From equation (3.6) in section 3 of the aforementioned paper, we know that $$\mathbb{P}(M_t=2n+1)=\frac{\lambda_0^{n+1}\lambda_1^n t^{2n+1}}{(2n+1)!}e^{-\lambda_0t}\Phi(n+1,2(n+1),(\lambda_0-\lambda_1)t)$$ where (see Wikipedia, they call it $M(a,b,z)$): $$\Phi(a,b,z)=\sum_{k=0}^\infty{\frac{a^{(k)}}{b^{(k)}}\frac{z^k}{k!}}$$ and $a^{(k)}=a(a+1)\cdot...\cdot(a+k-1)$ is the rising factorial.

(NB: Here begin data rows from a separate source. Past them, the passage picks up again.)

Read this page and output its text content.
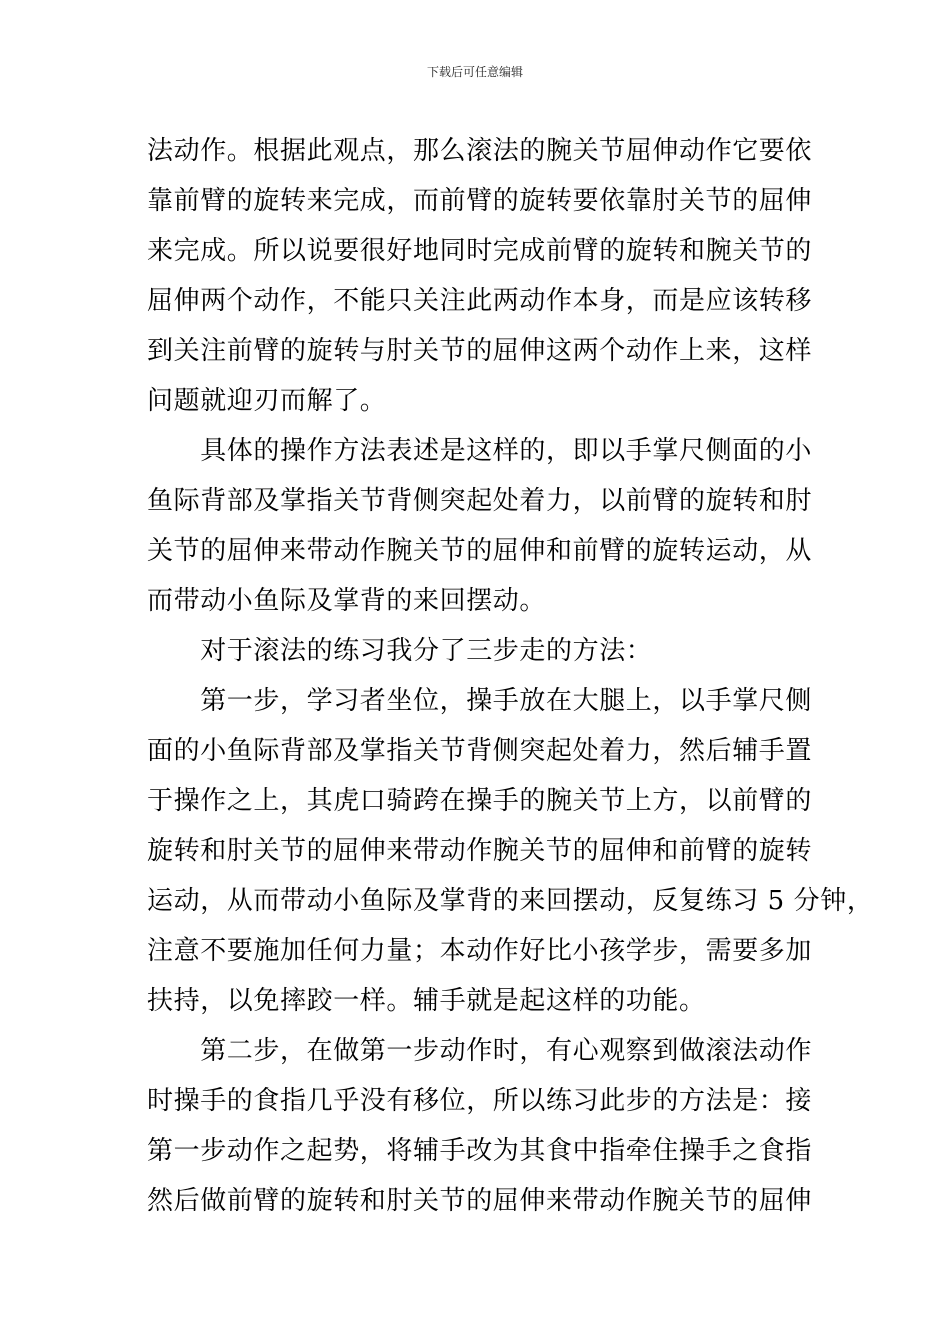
下载后可任意编辑
法动作。根据此观点，那么滚法的腕关节屈伸动作它要依
靠前臂的旋转来完成，而前臂的旋转要依靠肘关节的屈伸
来完成。所以说要很好地同时完成前臂的旋转和腕关节的
屈伸两个动作，不能只关注此两动作本身，而是应该转移
到关注前臂的旋转与肘关节的屈伸这两个动作上来，这样
问题就迎刃而解了。
　　具体的操作方法表述是这样的，即以手掌尺侧面的小
鱼际背部及掌指关节背侧突起处着力，以前臂的旋转和肘
关节的屈伸来带动作腕关节的屈伸和前臂的旋转运动，从
而带动小鱼际及掌背的来回摆动。
　　对于滚法的练习我分了三步走的方法：
　　第一步，学习者坐位，操手放在大腿上，以手掌尺侧
面的小鱼际背部及掌指关节背侧突起处着力，然后辅手置
于操作之上，其虎口骑跨在操手的腕关节上方，以前臂的
旋转和肘关节的屈伸来带动作腕关节的屈伸和前臂的旋转
运动，从而带动小鱼际及掌背的来回摆动，反复练习 5 分钟，
注意不要施加任何力量；本动作好比小孩学步，需要多加
扶持，以免摔跤一样。辅手就是起这样的功能。
　　第二步，在做第一步动作时，有心观察到做滚法动作
时操手的食指几乎没有移位，所以练习此步的方法是：接
第一步动作之起势，将辅手改为其食中指牵住操手之食指
然后做前臂的旋转和肘关节的屈伸来带动作腕关节的屈伸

Since $\frac{1}{2}=\frac{n+1}{2(n+1)}\leq \frac{n+1+m}{2(n+1)+m}\quad\forall m\in\mathbb{N}_0$ we have $\frac{(n+1)^{(k)}}{(2(n+1))^{(k)}}\leq \frac{1}{2^k}$ and therefore $$\Phi(n+1,2(n+1),(\lambda_0-\lambda_1)t)=\sum_{k=0}^\infty{\frac{(n+1)^{(k)}}{(2(n+1))^{(k)}}\frac{((\lambda_0-\lambda_1)t)^k}{k!}}\leq \sum_{k=0}^\infty{\frac{((\lambda_0-\lambda_1)t/2)^k}{k!}}=e^{(\lambda_0-\lambda_1)t/2}$$ Consequently $$\mathbb{P}(M_t=2n+1)\leq \frac{\lambda_0^{n+1}\lambda_1^n t^{2n+1}}{(2n+1)!}e^{-\lambda_0t}e^{(\lambda_0-\lambda_1)t/2}=\sqrt{\frac{\lambda_0}{\lambda_1}} \frac{(\sqrt{\lambda_0\lambda_1}t)^{2n+1}}{(2n+1)!}e^{-(\lambda_0+\lambda_1)t/2}$$ and using $\sinh(x)=\sum_{n=0}^\infty{\frac{x^{2n+1}}{(2n+1)!}}$: $$\sum_{n=0}^\infty{\mathbb{P}(M_t=2n+1)}\leq \sqrt{\frac{\lambda_0}{\lambda_1}}\sinh(\sqrt{\lambda_0\lambda_1}t)e^{-(\lambda_0+\lambda_1)t}$$

Thus we get the following bounds on $\mathbb{E}(N_t)$: $$\frac{1}{2}\mathbb{E}(M_t)\geq \mathbb{E}(N_t)\geq \frac{1}{2}\mathbb{E}(M_t)-\frac{1}{2}\sqrt{\frac{\lambda_0}{\lambda_1}}\sinh(\sqrt{\lambda_0\lambda_1}t)e^{-(\lambda_0+\lambda_1)t}$$ In particular, as $t\rightarrow \infty$ we find $\mathbb{E}(N_t)\sim\frac{1}{2}\mathbb{E}(M_t)\sim \frac{\lambda_0\lambda_1}{\lambda_0+\lambda_1}t$

If possible, I would love to receive feedback on this edit. Is everything correct?

Any help or comment is greatly appreciated!